Commercial fishing is a rather chancy business as perhaps many of you know, making it alluring to those independent spirits who make a living this way. According to a recent study, commercial fishing was ranked as the most dangerous. But what a boring world it would be if everything were predictable!

When I started fishing commercially over 30 years ago, I had never gone to sea; I didn’t even know what a tide-rip was – really! Early on, I asked a tough old Norwegian curmudgeon for advice. Scornfully, he replied “set across the tides and don’t piss into the wind.” Good advice as far as it goes, I suppose.

Even with experience, unforseen events often plague net fishers – weather, breakdowns, dogfish, hake, logs, kelp beds and tide-rips, to name a few. Tide-rips, erratic, swirling tidal currents, can be particularly troublesome as the following tale will illustrate: A near disaster became an almost comical farce while fishing Hood Canal, oh so many years ago now.

It was a typical fall evening – rather foreboding, low clouds, dank and gloomy. The sea was choppy but not rough. I had set my net at the entrance about a half-mile from Foul Weather Bluff.

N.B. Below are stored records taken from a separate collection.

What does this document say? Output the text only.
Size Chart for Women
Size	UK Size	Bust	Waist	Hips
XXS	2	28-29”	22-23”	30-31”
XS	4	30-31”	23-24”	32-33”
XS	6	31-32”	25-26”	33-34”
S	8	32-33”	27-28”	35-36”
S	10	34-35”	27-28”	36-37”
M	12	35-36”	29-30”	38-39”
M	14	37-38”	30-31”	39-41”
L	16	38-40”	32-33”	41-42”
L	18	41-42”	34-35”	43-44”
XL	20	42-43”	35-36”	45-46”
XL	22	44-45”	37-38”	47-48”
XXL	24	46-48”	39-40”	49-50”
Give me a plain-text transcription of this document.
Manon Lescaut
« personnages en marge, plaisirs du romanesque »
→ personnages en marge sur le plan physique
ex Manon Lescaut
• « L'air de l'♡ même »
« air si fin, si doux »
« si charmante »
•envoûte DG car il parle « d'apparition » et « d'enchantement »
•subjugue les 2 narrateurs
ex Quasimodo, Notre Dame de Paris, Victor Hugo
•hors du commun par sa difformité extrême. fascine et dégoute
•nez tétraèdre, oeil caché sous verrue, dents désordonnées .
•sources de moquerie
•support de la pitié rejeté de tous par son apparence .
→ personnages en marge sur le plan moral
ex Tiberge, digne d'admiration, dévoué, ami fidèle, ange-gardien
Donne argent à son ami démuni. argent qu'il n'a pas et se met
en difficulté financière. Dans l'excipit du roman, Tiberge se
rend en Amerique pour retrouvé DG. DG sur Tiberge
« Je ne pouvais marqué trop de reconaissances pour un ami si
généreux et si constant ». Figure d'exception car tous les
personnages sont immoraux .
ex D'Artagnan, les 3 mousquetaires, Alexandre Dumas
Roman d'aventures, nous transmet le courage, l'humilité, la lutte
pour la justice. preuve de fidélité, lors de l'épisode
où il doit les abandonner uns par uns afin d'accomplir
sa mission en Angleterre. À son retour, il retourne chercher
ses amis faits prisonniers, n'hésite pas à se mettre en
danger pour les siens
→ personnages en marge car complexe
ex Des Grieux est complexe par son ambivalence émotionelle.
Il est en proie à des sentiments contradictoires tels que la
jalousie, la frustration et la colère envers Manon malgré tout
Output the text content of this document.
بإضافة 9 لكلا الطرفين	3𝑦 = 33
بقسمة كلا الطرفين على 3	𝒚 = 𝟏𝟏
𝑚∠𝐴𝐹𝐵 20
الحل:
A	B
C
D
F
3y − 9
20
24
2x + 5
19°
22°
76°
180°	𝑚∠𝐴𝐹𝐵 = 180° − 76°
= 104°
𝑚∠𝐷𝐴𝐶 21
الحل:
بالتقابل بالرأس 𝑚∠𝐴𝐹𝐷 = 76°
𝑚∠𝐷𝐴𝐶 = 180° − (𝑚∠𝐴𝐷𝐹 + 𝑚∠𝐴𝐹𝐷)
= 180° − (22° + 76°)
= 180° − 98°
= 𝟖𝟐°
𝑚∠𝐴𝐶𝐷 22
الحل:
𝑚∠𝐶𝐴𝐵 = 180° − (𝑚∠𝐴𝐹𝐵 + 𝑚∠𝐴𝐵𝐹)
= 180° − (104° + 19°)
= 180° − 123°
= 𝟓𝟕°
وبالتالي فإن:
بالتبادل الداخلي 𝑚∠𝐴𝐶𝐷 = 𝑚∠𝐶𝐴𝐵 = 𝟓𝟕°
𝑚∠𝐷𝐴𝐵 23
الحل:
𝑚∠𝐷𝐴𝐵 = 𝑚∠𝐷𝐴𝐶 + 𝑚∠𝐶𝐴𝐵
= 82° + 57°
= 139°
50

Some time passed; the tides were fast and furious. Soon a rip-tide encompassed my boat, swirling me over the cork line several times. I had not heard it coming because of the noisy chop. I saw that I was moving to the shoals at Foul Weather, so I hurried to reel in the net. To my surprise and chagrin, my net had filled with tons of jellyfish. The gear belts were squealing and soon the reel stalled.

Sweating profusely, I grabbed a butcher knife, leaned over the stern and slashed away at the web. Sweat poured into my eyes, almost blinding me. Up to my armpits, I hand-emptied the net; poisons from the jellies infiltrated my body and the stinging was pretty bad.

Somehow, I managed to clear the net, although I lost perhaps 20 fathoms of gear. Then my eyeglasses fell overboard; gads, I didn’t have another pair aboard!

What to do now? It was pitch dark but I could see the fuzzy lights on shore. I remembered there was a small harbor just inside Foul Weather; somehow I had to get there.

I steered by boat from a mental picture in my mind and cautiously anchored up. I then spent hours cleaning up and soothing the stinging rash over much of my body. Then to bed.

I awoke near dawn. I heard voices nearby, presumably from a seiner. “Oh, he’ll be okay when the tide comes in” one crewman said. What’s going on here? I leapt from my bunk and hurried up to the deck. All around me was dry land. I had anchored in a little pool just deep enough to float my boat!

I reflect: tough luck old chap that I lost some gear and fishing time. But it sure could have been worse; fate was kind to me,and I smile.

I made sure to have a spare pair of spectacles aboard thereafter!